For tens of millions of years after the break-up of Laurasia and Gondwana, the North and South American continents existed in isolation from the each other. Species evolved independently, while the Atlantic and Pacific Oceans were joined, allowing interchange for marine species.
Suddenly, this all changed. Panama became simultaneously a bridge for land dwellers and a barrier for marine species. Big cats, bears, and rodents poured across from North America, extinguishing most of the southern continent's marsupials. A few creatures, most notably the opossum, went the other way.
To understand each continent's evolution, knowing the timing is essential. This has proven surprisingly difficult to resolve, but a paper in Science Advances makes the case for a date 3 million years ago.
Between 25 and 23 million years ago, the already volcanic province that became Panama started to interact with South America in a way that changed the volcanic activity. In combination with some biological evidence, this inspired claims for a similar age for the landbridge. Sediments thought to have eroded from the isthmus led others to propose a date closer to 6 million years ago.
However, a team led by Dr Aaron O’Dea of the Smithsonian Tropical Research Institute argue that marine sediments demonstrate that a deep water connection between the tropical Atlantic and Pacific survived until 4.6 million years ago. The sediments on each side of the isthmus share a common isotopic fingerprint, suggestive of deep ocean currents flowing between.
More recently, the salty deep water at the bottom of the Atlantic Ocean became trapped. On the Pacific side, upwelling of deep water increased from 4.2 to 3.8 million years ago, consistent with models that the powerful incoming current had been cut off.
Even after the deep connection was cut off, marine species on each side remained similar, suggesting surface waters could still flow between the two great oceans. According to the authors, this ceased between 3.5 and 3.0 million years ago, when species on each side started to evolve independently.
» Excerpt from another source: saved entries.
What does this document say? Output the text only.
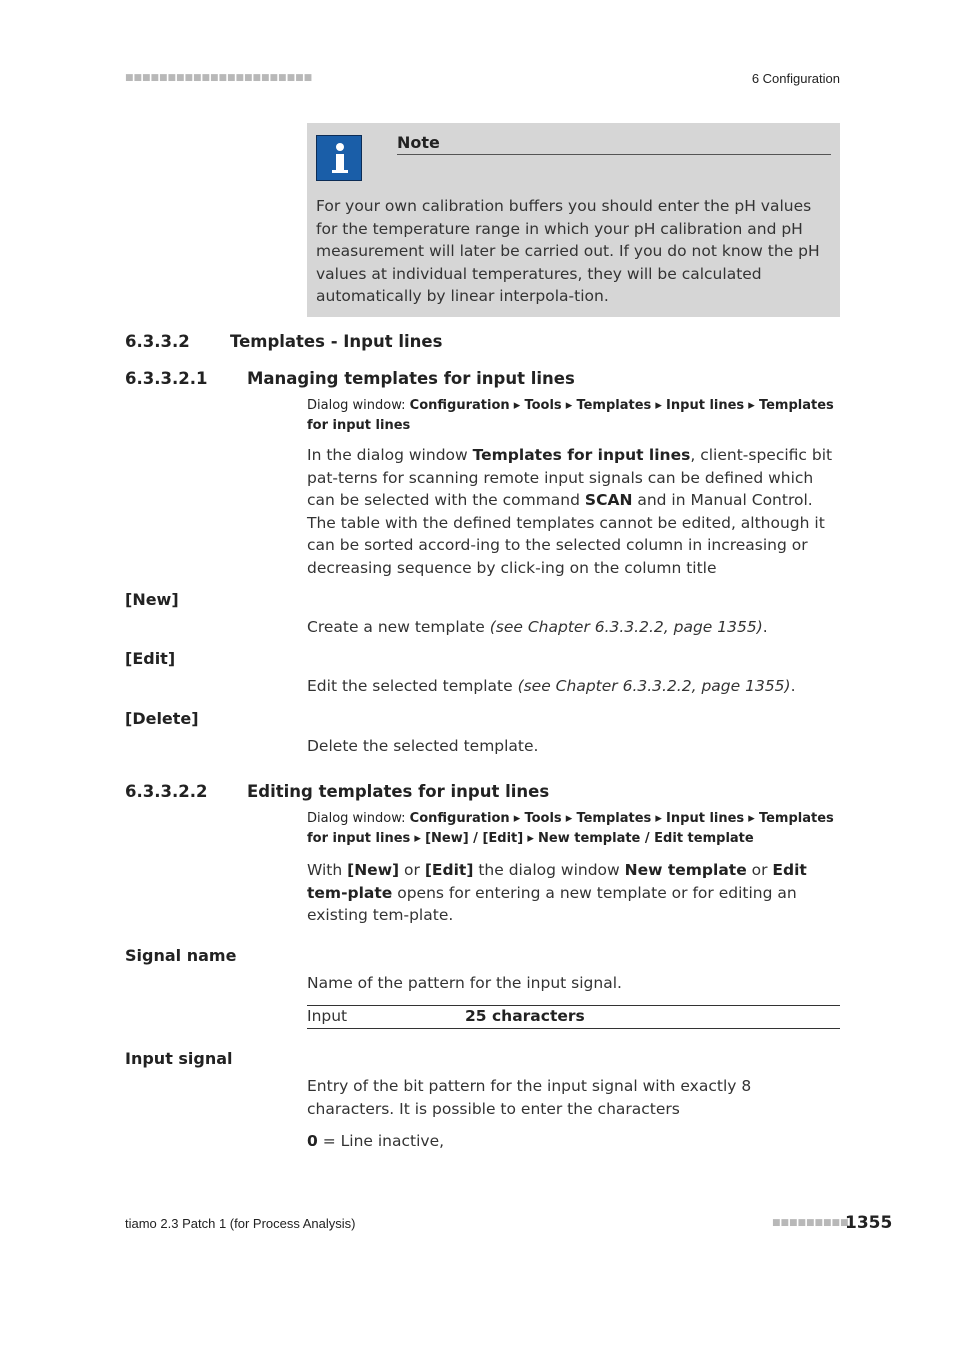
■■■■■■■■■■■■■■■■■■■■■■	6 Configuration
Note
For your own calibration buffers you should enter the pH values for the temperature range in which your pH calibration and pH measurement will later be carried out. If you do not know the pH values at individual temperatures, they will be calculated automatically by linear interpola-tion.
6.3.3.2 Templates - Input lines
6.3.3.2.1 Managing templates for input lines
Dialog window: Configuration ▸ Tools ▸ Templates ▸ Input lines ▸ Templates for input lines
In the dialog window Templates for input lines, client-specific bit pat-terns for scanning remote input signals can be defined which can be selected with the command SCAN and in Manual Control. The table with the defined templates cannot be edited, although it can be sorted accord-ing to the selected column in increasing or decreasing sequence by click-ing on the column title
[New]
Create a new template (see Chapter 6.3.3.2.2, page 1355).
[Edit]
Edit the selected template (see Chapter 6.3.3.2.2, page 1355).
[Delete]
Delete the selected template.
6.3.3.2.2 Editing templates for input lines
Dialog window: Configuration ▸ Tools ▸ Templates ▸ Input lines ▸ Templates for input lines ▸ [New] / [Edit] ▸ New template / Edit template
With [New] or [Edit] the dialog window New template or Edit tem-plate opens for entering a new template or for editing an existing tem-plate.
Signal name
Name of the pattern for the input signal.
Input	25 characters
Input signal
Entry of the bit pattern for the input signal with exactly 8 characters. It is possible to enter the characters
0 = Line inactive,
tiamo 2.3 Patch 1 (for Process Analysis)	■■■■■■■■■
1355
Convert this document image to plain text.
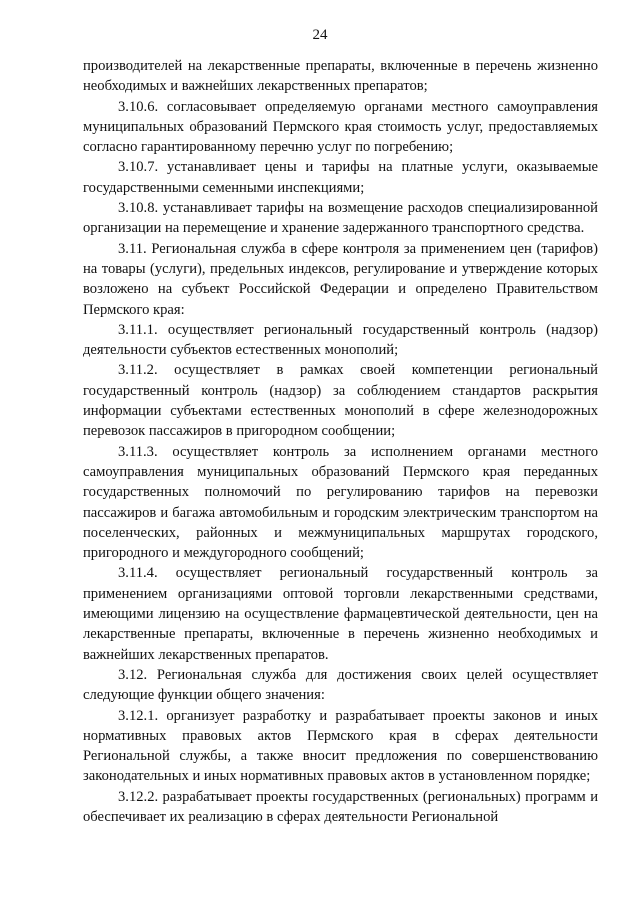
24

производителей на лекарственные препараты, включенные в перечень жизненно необходимых и важнейших лекарственных препаратов;

3.10.6. согласовывает определяемую органами местного самоуправления муниципальных образований Пермского края стоимость услуг, предоставляемых согласно гарантированному перечню услуг по погребению;

3.10.7. устанавливает цены и тарифы на платные услуги, оказываемые государственными семенными инспекциями;

3.10.8. устанавливает тарифы на возмещение расходов специализированной организации на перемещение и хранение задержанного транспортного средства.

3.11. Региональная служба в сфере контроля за применением цен (тарифов) на товары (услуги), предельных индексов, регулирование и утверждение которых возложено на субъект Российской Федерации и определено Правительством Пермского края:

3.11.1. осуществляет региональный государственный контроль (надзор) деятельности субъектов естественных монополий;

3.11.2. осуществляет в рамках своей компетенции региональный государственный контроль (надзор) за соблюдением стандартов раскрытия информации субъектами естественных монополий в сфере железнодорожных перевозок пассажиров в пригородном сообщении;

3.11.3. осуществляет контроль за исполнением органами местного самоуправления муниципальных образований Пермского края переданных государственных полномочий по регулированию тарифов на перевозки пассажиров и багажа автомобильным и городским электрическим транспортом на поселенческих, районных и межмуниципальных маршрутах городского, пригородного и междугородного сообщений;

3.11.4. осуществляет региональный государственный контроль за применением организациями оптовой торговли лекарственными средствами, имеющими лицензию на осуществление фармацевтической деятельности, цен на лекарственные препараты, включенные в перечень жизненно необходимых и важнейших лекарственных препаратов.

3.12. Региональная служба для достижения своих целей осуществляет следующие функции общего значения:

3.12.1. организует разработку и разрабатывает проекты законов и иных нормативных правовых актов Пермского края в сферах деятельности Региональной службы, а также вносит предложения по совершенствованию законодательных и иных нормативных правовых актов в установленном порядке;

3.12.2. разрабатывает проекты государственных (региональных) программ и обеспечивает их реализацию в сферах деятельности Региональной
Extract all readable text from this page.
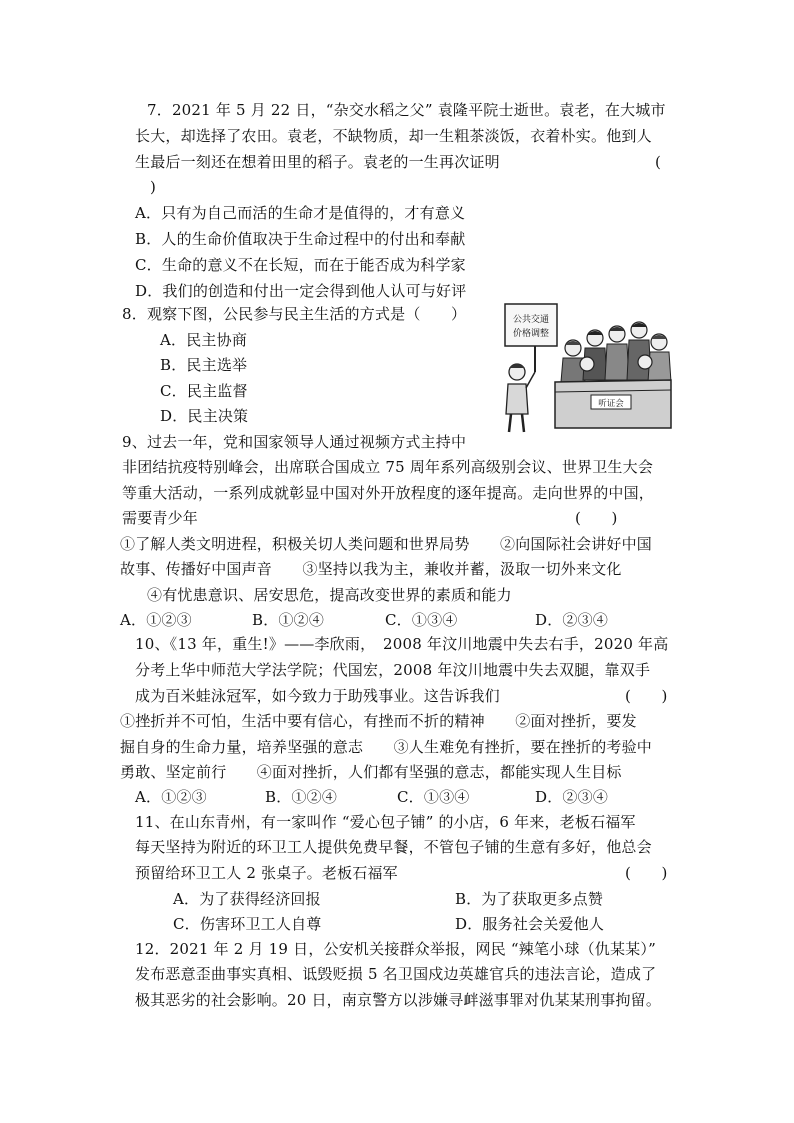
7．2021 年 5 月 22 日，“杂交水稻之父” 袁隆平院士逝世。袁老，在大城市
长大，却选择了农田。袁老，不缺物质，却一生粗茶淡饭，衣着朴实。他到人
生最后一刻还在想着田里的稻子。袁老的一生再次证明	(
)
A．只有为自己而活的生命才是值得的，才有意义
B．人的生命价值取决于生命过程中的付出和奉献
C．生命的意义不在长短，而在于能否成为科学家
D．我们的创造和付出一定会得到他人认可与好评
8．观察下图，公民参与民主生活的方式是（　　）
A．民主协商
B．民主选举
C．民主监督
D．民主决策
公共交通
价格调整
听证会
9、过去一年，党和国家领导人通过视频方式主持中
非团结抗疫特别峰会，出席联合国成立 75 周年系列高级别会议、世界卫生大会
等重大活动，一系列成就彰显中国对外开放程度的逐年提高。走向世界的中国，
需要青少年	(　　)
①了解人类文明进程，积极关切人类问题和世界局势　　②向国际社会讲好中国
故事、传播好中国声音　　③坚持以我为主，兼收并蓄，汲取一切外来文化
④有忧患意识、居安思危，提高改变世界的素质和能力
A．①②③	B．①②④	C．①③④	D．②③④
10、《13 年，重生!》——李欣雨，　2008 年汶川地震中失去右手，2020 年高
分考上华中师范大学法学院；代国宏，2008 年汶川地震中失去双腿，靠双手
成为百米蛙泳冠军，如今致力于助残事业。这告诉我们	(　　)
①挫折并不可怕，生活中要有信心，有挫而不折的精神　　②面对挫折，要发
掘自身的生命力量，培养坚强的意志　　③人生难免有挫折，要在挫折的考验中
勇敢、坚定前行　　④面对挫折，人们都有坚强的意志，都能实现人生目标
A．①②③	B．①②④	C．①③④	D．②③④
11、在山东青州，有一家叫作 “爱心包子铺” 的小店，6 年来，老板石福军
每天坚持为附近的环卫工人提供免费早餐，不管包子铺的生意有多好，他总会
预留给环卫工人 2 张桌子。老板石福军	(　　)
A．为了获得经济回报	B．为了获取更多点赞
C．伤害环卫工人自尊	D．服务社会关爱他人
12．2021 年 2 月 19 日，公安机关接群众举报，网民 “辣笔小球（仇某某）”
发布恶意歪曲事实真相、诋毁贬损 5 名卫国戍边英雄官兵的违法言论，造成了
极其恶劣的社会影响。20 日，南京警方以涉嫌寻衅滋事罪对仇某某刑事拘留。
Marine snails had similar shapes in the Caribbean and eastern Pacific until 3 million years ago, when they started to diverge. Jon Todd
These findings are consistent with volcanic processes pushing up an undersea ridge, probably dotted with volcanic islands. Only 3 million years ago did the ridge rise to the point where the islands joined.
Although South American sloths, among other species, appeared in the north as far back as 9 million years ago, the paper dismisses claims that these arrivals are proof of a complete land bridge. Monkeys and rodents are thought to have crossed the Atlantic on fallen branches. Giant sloths may have found their way across the much smaller gap between islands with a strong current behind them.
Ironically, the 3 million year estimate is consistent with the earliest research on the topic, dating from the 1970s, which only recently came under challenge.